The latest report from the National Hurricane Center also gives a 15% chance that Cocoa Beach, which is about 20 miles (32 kilometers) south of the launch site, will support sustained gale-force winds.

However, NASA officials said in a statement that “forecasts predict that the greatest risks on the platform are high winds that are not expected to exceed the SLS design.”

“The rocket is designed to withstand heavy rain on the launch pad and the spacecraft’s hatches have been secured to prevent water intrusion,” the statement continues.

Read more: The numbers that make the Artemisa I mission a monumental feat

The space agency decided to launch the SLS rocket to its launch pad last week, as the storm was still an unnamed system brewing off the East Coast. At the time, officials expected this storm to bring sustained winds of around 25 knots (29 miles per hour) with gusts up to 40 knots (46 miles per hour), which was considered within predetermined limits of what the rocket can withstand, according to comments from Mark Burger, a US launch weather officer. The 45th Space Force Weather Squadron, at a NASA press conference on November 3.

“The National Hurricane Center only has a 30% chance of it becoming a named storm,” Burger said last Thursday. “However, having said that, the models are very consistent in developing some kind of low pressure.”

NASA's Space Launch System rocket, with the Orion spacecraft on board, is seen November 6 at the Kennedy Space Center in Florida.

But the storm became a named system on Monday, three days after the rocket was launched from the launch pad.

The strength of the storm is unusual, as Nicole is expected to be the first hurricane to hit the United States in November in nearly 40 years.

To prepare for the storm, NASA said its teams shut down the Orion spacecraft, which sits atop the SLS rocket, as well as the rocket’s side boosters and other components.

“Engineers also installed a hard cover over the launch abort system window, retracted and secured the crew access arm on the mobile launcher, and configured settings for the environmental control system on the spacecraft and elements of the spacecraft. rocket,” according to the statement. “Crews are also securing nearby hardware and conducting walkthroughs for possible debris in the area.”

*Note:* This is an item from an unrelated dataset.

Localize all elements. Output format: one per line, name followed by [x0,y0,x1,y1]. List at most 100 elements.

The Kennedy Space Center announced on its Twitter food Tuesday that it is “in a HURICON III status and continues to prepare for the next storm by taking prudent precautions in all of our programs, activities, and workforce ahead of the storm.”

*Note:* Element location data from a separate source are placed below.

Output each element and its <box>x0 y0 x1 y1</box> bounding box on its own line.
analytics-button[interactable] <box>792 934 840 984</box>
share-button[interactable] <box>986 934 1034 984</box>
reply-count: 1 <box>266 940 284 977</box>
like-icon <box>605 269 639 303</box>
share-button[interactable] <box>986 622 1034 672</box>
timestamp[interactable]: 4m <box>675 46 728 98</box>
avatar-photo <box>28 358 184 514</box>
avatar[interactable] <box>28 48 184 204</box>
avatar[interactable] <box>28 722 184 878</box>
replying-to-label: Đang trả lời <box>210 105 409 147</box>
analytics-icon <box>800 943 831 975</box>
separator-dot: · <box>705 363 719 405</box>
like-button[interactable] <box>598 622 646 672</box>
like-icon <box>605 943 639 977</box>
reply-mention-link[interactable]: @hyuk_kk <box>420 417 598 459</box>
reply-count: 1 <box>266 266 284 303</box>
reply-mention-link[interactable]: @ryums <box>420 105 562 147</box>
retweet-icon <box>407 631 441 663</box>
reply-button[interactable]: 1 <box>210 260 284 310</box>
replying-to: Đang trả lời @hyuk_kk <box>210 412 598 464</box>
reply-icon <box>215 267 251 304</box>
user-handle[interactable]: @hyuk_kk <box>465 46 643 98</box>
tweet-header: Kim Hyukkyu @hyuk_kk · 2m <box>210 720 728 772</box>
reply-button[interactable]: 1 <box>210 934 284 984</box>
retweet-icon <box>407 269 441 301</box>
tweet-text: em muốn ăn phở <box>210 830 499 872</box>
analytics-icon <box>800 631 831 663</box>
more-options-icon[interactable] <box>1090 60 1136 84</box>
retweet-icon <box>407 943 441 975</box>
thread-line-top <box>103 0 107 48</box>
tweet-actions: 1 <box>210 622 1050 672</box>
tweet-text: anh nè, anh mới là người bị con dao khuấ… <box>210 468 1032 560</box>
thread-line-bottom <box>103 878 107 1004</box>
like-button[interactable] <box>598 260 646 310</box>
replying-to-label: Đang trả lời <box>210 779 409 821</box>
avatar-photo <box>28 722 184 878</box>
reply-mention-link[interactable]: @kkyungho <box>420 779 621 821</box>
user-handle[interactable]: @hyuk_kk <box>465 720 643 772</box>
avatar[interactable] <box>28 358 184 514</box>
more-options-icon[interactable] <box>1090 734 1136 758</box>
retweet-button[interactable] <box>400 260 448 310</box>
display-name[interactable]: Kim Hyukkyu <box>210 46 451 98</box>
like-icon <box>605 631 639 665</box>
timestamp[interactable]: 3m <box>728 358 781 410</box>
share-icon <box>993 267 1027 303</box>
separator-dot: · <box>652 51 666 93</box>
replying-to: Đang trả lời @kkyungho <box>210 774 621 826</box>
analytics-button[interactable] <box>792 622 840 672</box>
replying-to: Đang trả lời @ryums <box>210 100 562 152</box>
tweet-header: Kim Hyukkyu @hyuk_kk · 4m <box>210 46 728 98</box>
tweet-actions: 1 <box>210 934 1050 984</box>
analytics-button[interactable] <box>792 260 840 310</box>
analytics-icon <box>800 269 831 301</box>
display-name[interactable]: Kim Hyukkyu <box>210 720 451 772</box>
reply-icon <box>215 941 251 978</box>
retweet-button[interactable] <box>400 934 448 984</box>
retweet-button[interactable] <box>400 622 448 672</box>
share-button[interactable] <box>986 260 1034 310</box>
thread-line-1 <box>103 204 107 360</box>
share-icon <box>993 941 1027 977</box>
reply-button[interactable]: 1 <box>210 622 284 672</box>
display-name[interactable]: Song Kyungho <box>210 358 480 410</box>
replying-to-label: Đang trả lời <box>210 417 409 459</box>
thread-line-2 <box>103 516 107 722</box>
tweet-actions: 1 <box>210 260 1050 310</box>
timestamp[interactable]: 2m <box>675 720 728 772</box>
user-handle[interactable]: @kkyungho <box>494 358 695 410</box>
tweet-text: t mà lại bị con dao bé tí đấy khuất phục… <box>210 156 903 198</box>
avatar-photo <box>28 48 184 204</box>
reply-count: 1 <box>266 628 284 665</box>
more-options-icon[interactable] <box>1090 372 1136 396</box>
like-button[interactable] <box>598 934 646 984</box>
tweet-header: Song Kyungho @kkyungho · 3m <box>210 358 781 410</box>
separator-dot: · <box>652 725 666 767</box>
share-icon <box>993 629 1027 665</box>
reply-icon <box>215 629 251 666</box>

Preparations for HURICON III include “securing facilities, property and equipment” as well as deploying a rescue team, which is personnel who will be on site to assess any damage.

The SLS rocket had been in storage for weeks after problems with fuel leaks thwarted the first two launch attempts and then hurricane ian passed Florida, forcing the rocket to leave the launch pad in September.

NASA officials returned the rocket to the launch pad last week. with the goal of working toward a third launch attempt on November 14. It’s unclear how or if the storm could affect those plans.

The overall goal of NASA’s Artemis program is to return humans to the moon for the first time in half a century. And the Artemis I mission, expected to be the first of many, will lay the groundwork, testing the rocket and spacecraft and all their subsystems to ensure they are safe enough for astronauts to fly to the moon and back.